Le Président catalan déchu, Carles Puigdemont, a accordé un entretien au quotidien belge le soir. L’ancien maire de Gérone a envisagé un accord avec l’Espagne. De son côté, Mariano Rajoy était présent en opération séduction à Barcelone. Enfin, le par
Destitué le 27 octobre dernier de son poste de président de la région autonome de Catalogne, Carles Puigdemont a fui la péninsule ibérique.

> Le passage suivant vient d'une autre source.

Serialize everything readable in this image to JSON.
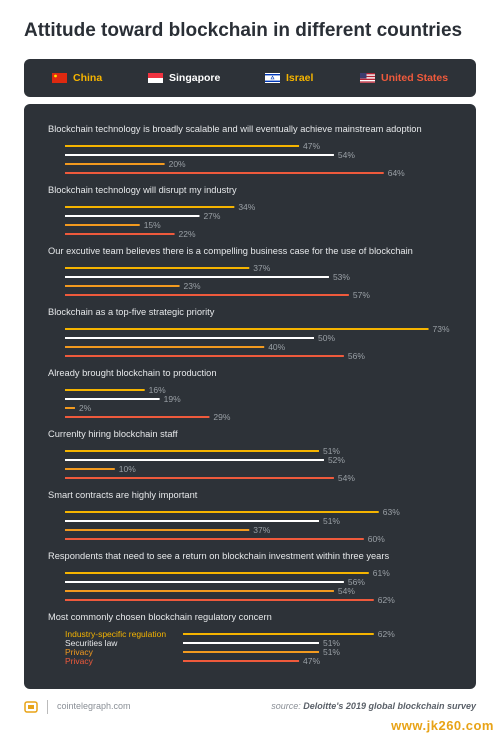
{
  "title": "Attitude toward blockchain in different countries",
  "legend": [
    {
      "name": "China",
      "color": "#f5b400",
      "flag": "china-flag-icon"
    },
    {
      "name": "Singapore",
      "color": "#ffffff",
      "flag": "singapore-flag-icon"
    },
    {
      "name": "Israel",
      "color": "#f5b400",
      "flag": "israel-flag-icon"
    },
    {
      "name": "United States",
      "color": "#ef5a3c",
      "flag": "us-flag-icon"
    }
  ],
  "chart_data": {
    "type": "bar",
    "orientation": "horizontal",
    "xlim": [
      0,
      100
    ],
    "unit": "%",
    "series_colors": {
      "China": "#f5b400",
      "Singapore": "#ffffff",
      "Israel": "#f29a1f",
      "United States": "#ef5a3c"
    },
    "groups": [
      {
        "label": "Blockchain technology is broadly scalable and will eventually achieve mainstream adoption",
        "values": {
          "China": 47,
          "Singapore": 54,
          "Israel": 20,
          "United States": 64
        }
      },
      {
        "label": "Blockchain technology will disrupt my industry",
        "values": {
          "China": 34,
          "Singapore": 27,
          "Israel": 15,
          "United States": 22
        }
      },
      {
        "label": "Our excutive team believes there is a compelling business case for the use of blockchain",
        "values": {
          "China": 37,
          "Singapore": 53,
          "Israel": 23,
          "United States": 57
        }
      },
      {
        "label": "Blockchain as a top-five strategic priority",
        "values": {
          "China": 73,
          "Singapore": 50,
          "Israel": 40,
          "United States": 56
        }
      },
      {
        "label": "Already brought blockchain to production",
        "values": {
          "China": 16,
          "Singapore": 19,
          "Israel": 2,
          "United States": 29
        }
      },
      {
        "label": "Currenlty hiring blockchain staff",
        "values": {
          "China": 51,
          "Singapore": 52,
          "Israel": 10,
          "United States": 54
        }
      },
      {
        "label": "Smart contracts are highly important",
        "values": {
          "China": 63,
          "Singapore": 51,
          "Israel": 37,
          "United States": 60
        }
      },
      {
        "label": "Respondents that need to see a return on blockchain investment within three years",
        "values": {
          "China": 61,
          "Singapore": 56,
          "Israel": 54,
          "United States": 62
        }
      }
    ],
    "concern_group": {
      "label": "Most commonly chosen blockchain regulatory concern",
      "items": [
        {
          "country": "China",
          "concern": "Industry-specific regulation",
          "value": 62
        },
        {
          "country": "Singapore",
          "concern": "Securities law",
          "value": 51
        },
        {
          "country": "Israel",
          "concern": "Privacy",
          "value": 51
        },
        {
          "country": "United States",
          "concern": "Privacy",
          "value": 47
        }
      ]
    }
  },
  "footer": {
    "site": "cointelegraph.com",
    "source_prefix": "source:",
    "source_name": "Deloitte's 2019 global blockchain survey",
    "watermark": "www.jk260.com"
  }
}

Madrid a d’ailleurs établit un mandat d’arrêt à son encontre pour motif de rébellion et d’organisation illégale de référendum.
Pourtant, l’Indépendantiste a évoqué avec le quotidien Belge l’hypothèse d’un accord avec l’Espagne.
« Je suis disposé et j’ai toujours été disposé à accepter la réalité d’une autre relation avec l’Espagne. »
Puigdemont, candidat aux élections de décembre ?
Le 21 décembre prochain, se tiendront les élections régionales en Catalogne. Carles Puigdemont n’exclut pas l’idée de se présenter.
Cependant, la situation est délicate pour celui qui a présidé la Catalogne entre janvier 2016 et octobre 2017.
En effet, la coalition de son parti le PDeCAT avec celui d’Oriol Junqueras, l’ERC, a volé en éclats.
Oriol Junqueras, la scission chez les sécessionnistes
Une scission chez les indépendantistes qui pourrait sonner le glas des espoirs placés dans un Etat Catalan.
Toujours en détention préventive, Oriol Junqueras a vu son parti ne pas tomber d’accord avec celui de Carles Puigdemont avant la date butoir pour enregistrer les alliances électorales. L’ancien vice-président du gouvernement de Catalogne devrait être le candidat de la gauche républicaine le 21 décembre prochain.
Rajoy en visite à Barcelone
Mariano Rajoy n’avait pas encore mis les pieds en Catalogne depuis la mise sous tutelle et la dissolution du gouvernement de la région. C’est désormais chose faite. Le premier ministre espagnol s’est rendu à la présentation officielles des candidats du Parti Populaire lors des prochaines élections catalanes.
Le chef du gouvernement espagnol a d’ailleurs demandé aux traditionnels abstentionnistes de sortir de leur mutisme et de voter pour son parti.
A 6 semaines du scrutin, chacun avance ses pions.